Tuesday, June 21, 2011

Bugs, Part 7: Taxonomy

Before you run screaming at the very idea of Latin, let me assure you that there won't be much and you won't need to learn it. We have the genius Carl Linnaeus to thank for the nomenclature universally used in biology today. Although Linnaeus 'knew' only two kingdoms of living organisms (animals and plants), now most scientists agree on six. (Anne's 6 quick kingdoms: Animals, Plants, Fungi, and 3 kingdoms of small stuff to quibble about). From there, it's still (more or less) phylum, class, order, genus, species.
For 'bugs', we're concerned with the animal kingdom, of course; more specifically with the phylum Arthropoda. All animals in the arthropod phylum have exoskeletons. Then the fun begins. 'Insects' (Insecta) are a class. (All insects are arthropods, but not all arthropods are insects.) Not all critters we call 'bugs' are insects, though. Another class is Arachnida (spiders). And still another is Myriopoda (for multilegged creepy crawlies like millipedes).
In this 'bug' series so far, we've looked only at insects. And we've distinguished between 'true bugs' and not-true-bugs. True bugs are one of 29 insect orders, specifically, the order Hemiptera. Not-true-bugs are the other 28 orders. That's enough of that. Let's review with some new insects! (All photos from Ned Harris, of the order greatus photographerus.)
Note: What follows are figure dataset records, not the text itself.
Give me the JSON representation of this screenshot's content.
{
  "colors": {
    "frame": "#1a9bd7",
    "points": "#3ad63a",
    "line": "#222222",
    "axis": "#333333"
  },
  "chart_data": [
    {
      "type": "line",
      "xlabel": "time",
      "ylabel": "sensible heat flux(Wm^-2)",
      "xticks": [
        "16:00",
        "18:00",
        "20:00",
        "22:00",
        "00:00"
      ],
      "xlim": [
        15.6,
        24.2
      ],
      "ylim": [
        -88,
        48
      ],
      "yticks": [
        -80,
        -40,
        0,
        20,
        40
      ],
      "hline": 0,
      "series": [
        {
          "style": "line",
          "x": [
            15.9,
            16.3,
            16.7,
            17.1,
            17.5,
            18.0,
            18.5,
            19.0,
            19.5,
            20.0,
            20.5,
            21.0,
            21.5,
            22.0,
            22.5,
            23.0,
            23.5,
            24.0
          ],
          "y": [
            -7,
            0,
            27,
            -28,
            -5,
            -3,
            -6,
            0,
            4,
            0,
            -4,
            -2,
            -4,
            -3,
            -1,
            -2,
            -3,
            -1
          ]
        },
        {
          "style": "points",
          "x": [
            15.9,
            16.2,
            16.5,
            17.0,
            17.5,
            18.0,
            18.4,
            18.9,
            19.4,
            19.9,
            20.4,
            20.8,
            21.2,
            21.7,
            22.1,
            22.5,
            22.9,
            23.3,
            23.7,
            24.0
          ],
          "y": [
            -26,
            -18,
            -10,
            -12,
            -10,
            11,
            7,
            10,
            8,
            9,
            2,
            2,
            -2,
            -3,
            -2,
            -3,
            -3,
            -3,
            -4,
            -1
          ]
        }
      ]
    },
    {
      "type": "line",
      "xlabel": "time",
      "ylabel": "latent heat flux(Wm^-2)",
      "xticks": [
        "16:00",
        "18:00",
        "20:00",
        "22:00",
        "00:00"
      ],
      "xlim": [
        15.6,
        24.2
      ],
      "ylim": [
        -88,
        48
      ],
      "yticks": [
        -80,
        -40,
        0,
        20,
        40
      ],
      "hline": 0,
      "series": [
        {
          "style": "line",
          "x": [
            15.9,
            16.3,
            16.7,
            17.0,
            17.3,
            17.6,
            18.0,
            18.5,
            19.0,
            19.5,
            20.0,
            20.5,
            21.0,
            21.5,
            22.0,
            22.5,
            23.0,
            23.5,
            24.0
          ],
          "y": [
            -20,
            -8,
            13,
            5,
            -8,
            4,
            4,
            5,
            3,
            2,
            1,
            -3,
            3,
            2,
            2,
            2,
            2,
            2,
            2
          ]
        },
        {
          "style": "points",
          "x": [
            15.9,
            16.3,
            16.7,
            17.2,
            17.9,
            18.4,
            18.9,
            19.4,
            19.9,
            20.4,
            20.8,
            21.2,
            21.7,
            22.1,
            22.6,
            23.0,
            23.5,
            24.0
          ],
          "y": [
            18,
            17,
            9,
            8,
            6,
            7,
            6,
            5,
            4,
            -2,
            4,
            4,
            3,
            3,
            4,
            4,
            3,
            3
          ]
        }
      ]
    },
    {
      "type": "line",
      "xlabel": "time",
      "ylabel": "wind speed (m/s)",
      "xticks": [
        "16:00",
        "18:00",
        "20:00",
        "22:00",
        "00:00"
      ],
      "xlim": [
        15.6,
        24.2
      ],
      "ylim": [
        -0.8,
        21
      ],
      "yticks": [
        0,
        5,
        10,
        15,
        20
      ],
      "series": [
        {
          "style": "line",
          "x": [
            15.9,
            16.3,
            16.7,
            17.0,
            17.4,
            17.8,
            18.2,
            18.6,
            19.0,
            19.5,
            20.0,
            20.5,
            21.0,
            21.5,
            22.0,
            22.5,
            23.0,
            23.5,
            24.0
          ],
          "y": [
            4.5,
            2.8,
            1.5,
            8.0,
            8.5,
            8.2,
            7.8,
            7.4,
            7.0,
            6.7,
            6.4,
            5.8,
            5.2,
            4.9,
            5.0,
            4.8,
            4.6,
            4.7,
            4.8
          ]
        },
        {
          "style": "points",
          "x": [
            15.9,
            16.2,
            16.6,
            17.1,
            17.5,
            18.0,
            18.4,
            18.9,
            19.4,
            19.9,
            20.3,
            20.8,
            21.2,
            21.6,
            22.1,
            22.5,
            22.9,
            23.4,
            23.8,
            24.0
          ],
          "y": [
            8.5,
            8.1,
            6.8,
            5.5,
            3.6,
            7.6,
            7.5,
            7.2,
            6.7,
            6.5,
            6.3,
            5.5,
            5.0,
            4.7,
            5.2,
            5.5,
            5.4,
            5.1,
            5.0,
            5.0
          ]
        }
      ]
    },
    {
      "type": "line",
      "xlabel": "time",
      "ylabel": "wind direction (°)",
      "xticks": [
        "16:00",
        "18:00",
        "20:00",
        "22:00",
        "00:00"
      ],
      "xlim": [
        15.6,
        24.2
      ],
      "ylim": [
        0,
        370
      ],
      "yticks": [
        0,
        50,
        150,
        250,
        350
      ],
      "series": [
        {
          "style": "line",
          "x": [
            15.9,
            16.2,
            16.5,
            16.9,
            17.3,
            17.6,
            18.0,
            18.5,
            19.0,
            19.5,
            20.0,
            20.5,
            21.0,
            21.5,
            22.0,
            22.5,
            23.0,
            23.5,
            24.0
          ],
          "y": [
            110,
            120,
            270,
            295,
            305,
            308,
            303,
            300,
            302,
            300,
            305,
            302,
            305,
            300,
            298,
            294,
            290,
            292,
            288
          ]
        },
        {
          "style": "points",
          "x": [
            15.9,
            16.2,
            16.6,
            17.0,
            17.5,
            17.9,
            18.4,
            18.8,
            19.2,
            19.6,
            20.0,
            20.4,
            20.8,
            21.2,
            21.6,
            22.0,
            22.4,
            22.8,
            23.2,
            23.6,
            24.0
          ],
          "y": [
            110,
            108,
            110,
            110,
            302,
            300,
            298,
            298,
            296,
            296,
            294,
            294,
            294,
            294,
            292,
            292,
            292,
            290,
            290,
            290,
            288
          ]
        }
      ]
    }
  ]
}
2 insects on a specimen from the plant kingdom 
The insect on the left is a bee. Order: Hymenoptera  Bottom line: Bees are insects but not bugs.
The insects on the right is a katydid. Order: Orthoptera. Same bottom line.

Look at those horns!
This insect is a Long-jawed Longhorn Beetle. You guessed it, not a true bug, either. Order: Coleoptera

Giant mesquite BUGS ( nymphs, actually)
And, true to their name, these insects really are bugs! (Order: Hemiptera)
What can we say about all these critters above? They are animals, arthropods, and insects. That's kingdom, phylum, and class. That wasn't so bad now, was it?